Fırınlarda Ekmek Üretimi ve Satışı

Fırınlara, ürettikleri ekmek tip ve türleriyle ilgili olarak her birinden kaç adet ürettikleri ve bunların kaçını aynı gün içinde sattıklarıyla ilgili sorular yöneltilmiştir.

2008 yılında fırınların neredeyse % 50’si ikili ekmek üretirken, bu oran 2012 yılında % 20’lere düşmüş; ikili ekmeğin toplam satılan ekmek miktarı içindeki payı da % 5’e inmiştir. Aynı zamanda normal ekmeğin toplam satış adedi içindeki payı sabit kalırken, toplam satış miktarı (gr) içindeki payı % 60’tan % 75’e çıkmıştır. Normal ekmek ürettiğini beyan eden fırınların oranı da % 78’den % 88’e yükselmiştir. Fırınlar, ya normal somun ekmeğinin gramajını artırarak ya da üretmekte olduğu ikili ekmeği normal ekmek adı altında satmaya başlayarak iki ayrı ebatta somun ekmek üretmekten vazgeçmiştir. 

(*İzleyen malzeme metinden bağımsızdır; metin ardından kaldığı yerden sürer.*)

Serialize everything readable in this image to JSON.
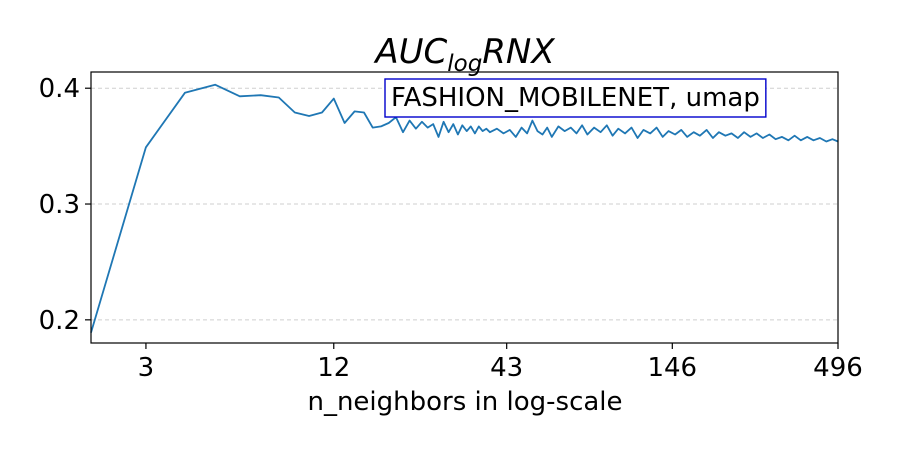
{
  "chart_data": {
    "type": "line",
    "title_main": "AUC",
    "title_sub": "log",
    "title_tail": "RNX",
    "xlabel": "n_neighbors in log-scale",
    "ylabel": "",
    "x_scale": "log",
    "xlim": [
      2,
      496
    ],
    "ylim": [
      0.18,
      0.414
    ],
    "x_ticks": [
      {
        "value": 3,
        "label": "3"
      },
      {
        "value": 12,
        "label": "12"
      },
      {
        "value": 43,
        "label": "43"
      },
      {
        "value": 146,
        "label": "146"
      },
      {
        "value": 496,
        "label": "496"
      }
    ],
    "y_ticks": [
      {
        "value": 0.2,
        "label": "0.2"
      },
      {
        "value": 0.3,
        "label": "0.3"
      },
      {
        "value": 0.4,
        "label": "0.4"
      }
    ],
    "grid": "horizontal-dashed",
    "legend": {
      "text": "FASHION_MOBILENET, umap",
      "placement": "top-right",
      "border_color": "#0000cc"
    },
    "series": [
      {
        "color": "#1f77b4",
        "x": [
          2,
          3,
          4,
          5,
          6,
          7,
          8,
          9,
          10,
          11,
          12,
          13,
          14,
          15,
          16,
          17,
          18,
          19,
          20,
          21,
          22,
          23,
          24,
          25,
          26,
          27,
          28,
          29,
          30,
          31,
          32,
          33,
          34,
          35,
          36,
          37,
          38,
          40,
          42,
          44,
          46,
          48,
          50,
          52,
          54,
          56,
          58,
          60,
          63,
          66,
          69,
          72,
          75,
          78,
          82,
          86,
          90,
          94,
          98,
          103,
          108,
          113,
          118,
          124,
          130,
          136,
          142,
          149,
          156,
          163,
          171,
          179,
          188,
          197,
          206,
          216,
          226,
          237,
          248,
          260,
          272,
          285,
          299,
          313,
          328,
          344,
          360,
          377,
          395,
          414,
          434,
          455,
          476,
          496
        ],
        "y": [
          0.189,
          0.349,
          0.396,
          0.403,
          0.393,
          0.394,
          0.392,
          0.379,
          0.376,
          0.379,
          0.391,
          0.37,
          0.38,
          0.379,
          0.366,
          0.367,
          0.37,
          0.375,
          0.362,
          0.372,
          0.365,
          0.371,
          0.366,
          0.369,
          0.358,
          0.371,
          0.362,
          0.369,
          0.36,
          0.368,
          0.363,
          0.367,
          0.361,
          0.367,
          0.363,
          0.365,
          0.362,
          0.365,
          0.361,
          0.364,
          0.358,
          0.366,
          0.361,
          0.372,
          0.363,
          0.36,
          0.366,
          0.358,
          0.367,
          0.363,
          0.366,
          0.361,
          0.368,
          0.36,
          0.366,
          0.362,
          0.368,
          0.359,
          0.365,
          0.361,
          0.366,
          0.357,
          0.364,
          0.361,
          0.366,
          0.358,
          0.363,
          0.36,
          0.364,
          0.358,
          0.362,
          0.359,
          0.364,
          0.357,
          0.362,
          0.359,
          0.361,
          0.357,
          0.362,
          0.358,
          0.361,
          0.357,
          0.36,
          0.356,
          0.358,
          0.355,
          0.359,
          0.355,
          0.358,
          0.355,
          0.357,
          0.354,
          0.356,
          0.354
        ]
      }
    ]
  }
}
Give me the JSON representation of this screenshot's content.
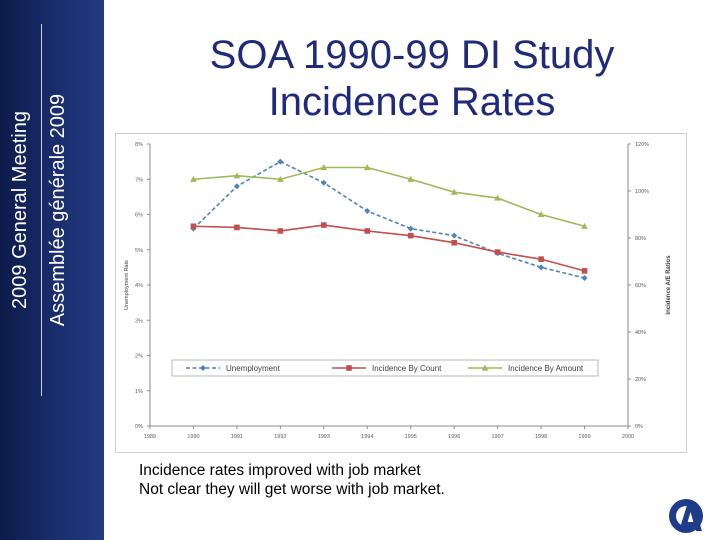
{
  "sidebar": {
    "line1": "2009 General Meeting",
    "line2": "Assemblée générale 2009"
  },
  "slide": {
    "title_line1": "SOA 1990-99 DI Study",
    "title_line2": "Incidence Rates",
    "notes": [
      "Incidence rates improved with job market",
      "Not clear they will get worse with job market."
    ]
  },
  "chart_data": {
    "type": "line",
    "x": [
      1990,
      1991,
      1992,
      1993,
      1994,
      1995,
      1996,
      1997,
      1998,
      1999
    ],
    "xticks": [
      "1989",
      "1990",
      "1991",
      "1992",
      "1993",
      "1994",
      "1995",
      "1996",
      "1997",
      "1998",
      "1999",
      "2000"
    ],
    "xlim": [
      1989,
      2000
    ],
    "ylabel_left": "Unemployment Rate",
    "ylim_left": [
      0,
      8
    ],
    "yticks_left": [
      "0%",
      "1%",
      "2%",
      "3%",
      "4%",
      "5%",
      "6%",
      "7%",
      "8%"
    ],
    "ylabel_right": "Incidence A/E Ratios",
    "ylim_right": [
      0,
      120
    ],
    "yticks_right": [
      "0%",
      "20%",
      "40%",
      "60%",
      "80%",
      "100%",
      "120%"
    ],
    "series": [
      {
        "name": "Unemployment",
        "axis": "left",
        "color": "#4f81bd",
        "style": "dashed",
        "marker": "diamond",
        "values": [
          5.6,
          6.8,
          7.5,
          6.9,
          6.1,
          5.6,
          5.4,
          4.9,
          4.5,
          4.2
        ]
      },
      {
        "name": "Incidence By Count",
        "axis": "right",
        "color": "#c0504d",
        "style": "solid",
        "marker": "square",
        "values": [
          85,
          84.5,
          83,
          85.5,
          83,
          81,
          78,
          74,
          71,
          66
        ]
      },
      {
        "name": "Incidence By Amount",
        "axis": "right",
        "color": "#9bbb59",
        "style": "solid",
        "marker": "triangle",
        "values": [
          105,
          106.5,
          105,
          110,
          110,
          105,
          99.5,
          97,
          90,
          85
        ]
      }
    ],
    "legend": {
      "placement": "lower-middle"
    },
    "grid": false
  }
}
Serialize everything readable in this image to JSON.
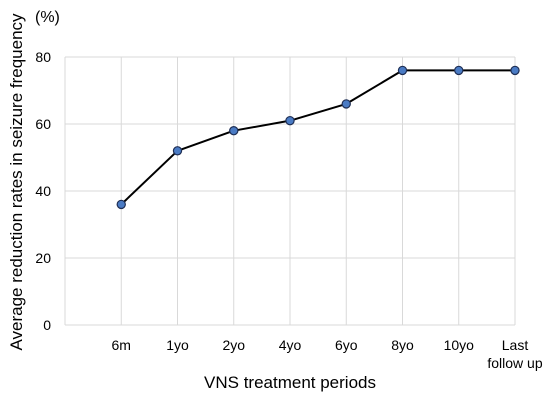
{
  "chart_data": {
    "type": "line",
    "title": "",
    "xlabel": "VNS treatment periods",
    "ylabel": "Average reduction rates in seizure frequency",
    "y_unit": "(%)",
    "ylim": [
      0,
      80
    ],
    "yticks": [
      "0",
      "20",
      "40",
      "60",
      "80"
    ],
    "categories": [
      [
        "6m"
      ],
      [
        "1yo"
      ],
      [
        "2yo"
      ],
      [
        "4yo"
      ],
      [
        "6yo"
      ],
      [
        "8yo"
      ],
      [
        "10yo"
      ],
      [
        "Last",
        "follow up"
      ]
    ],
    "series": [
      {
        "values": [
          36,
          52,
          58,
          61,
          66,
          76,
          76,
          76
        ]
      }
    ],
    "grid": "vertical-and-horizontal",
    "colors": {
      "line": "#000000",
      "marker": "#4a7bc4",
      "marker_edge": "#1f2f55",
      "grid": "#d9d9d9"
    }
  }
}
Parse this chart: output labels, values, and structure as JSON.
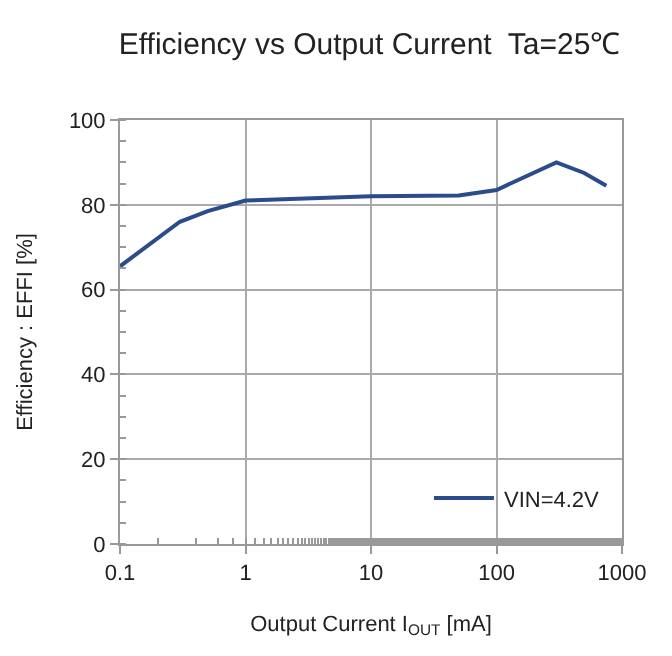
{
  "chart_data": {
    "type": "line",
    "title": "Efficiency vs Output Current  Ta=25℃",
    "xlabel": "Output Current I$_{OUT}$ [mA]",
    "ylabel": "Efficiency : EFFI [%]",
    "x": [
      0.1,
      0.3,
      0.5,
      1,
      10,
      50,
      100,
      300,
      500,
      750
    ],
    "series": [
      {
        "name": "VIN=4.2V",
        "color": "#2b4c8c",
        "values": [
          65.5,
          76,
          78.5,
          81,
          82,
          82.2,
          83.5,
          90,
          87.5,
          84.5
        ]
      }
    ],
    "log": "x",
    "xlim": [
      0.1,
      1000
    ],
    "xticks": [
      0.1,
      1,
      10,
      100,
      1000
    ],
    "ylim": [
      0,
      100
    ],
    "yticks": [
      0,
      20,
      40,
      60,
      80,
      100
    ],
    "grid": true,
    "legend": "bottom right",
    "marker": "none",
    "line_style": "solid"
  }
}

Bir başka önemli değişim ise rol ekmeğin yaygınlaşmasıyla ilgilidir. 2008 yılında fırınların sadece % 5’inin ürettiği ve satılan toplam ekmek adedi içinde % 0,5’lik bir paya sahip olan rol ekmek, 2012 yılına gelindiğinde % 7’lik bir paya yaklaşmış ve fırınların % 13’ü tarafından üretilir hale gelmiştir. Toplam ekmek miktarı içindeki payı da % 0,1’den % 1,3’e çıkmıştır.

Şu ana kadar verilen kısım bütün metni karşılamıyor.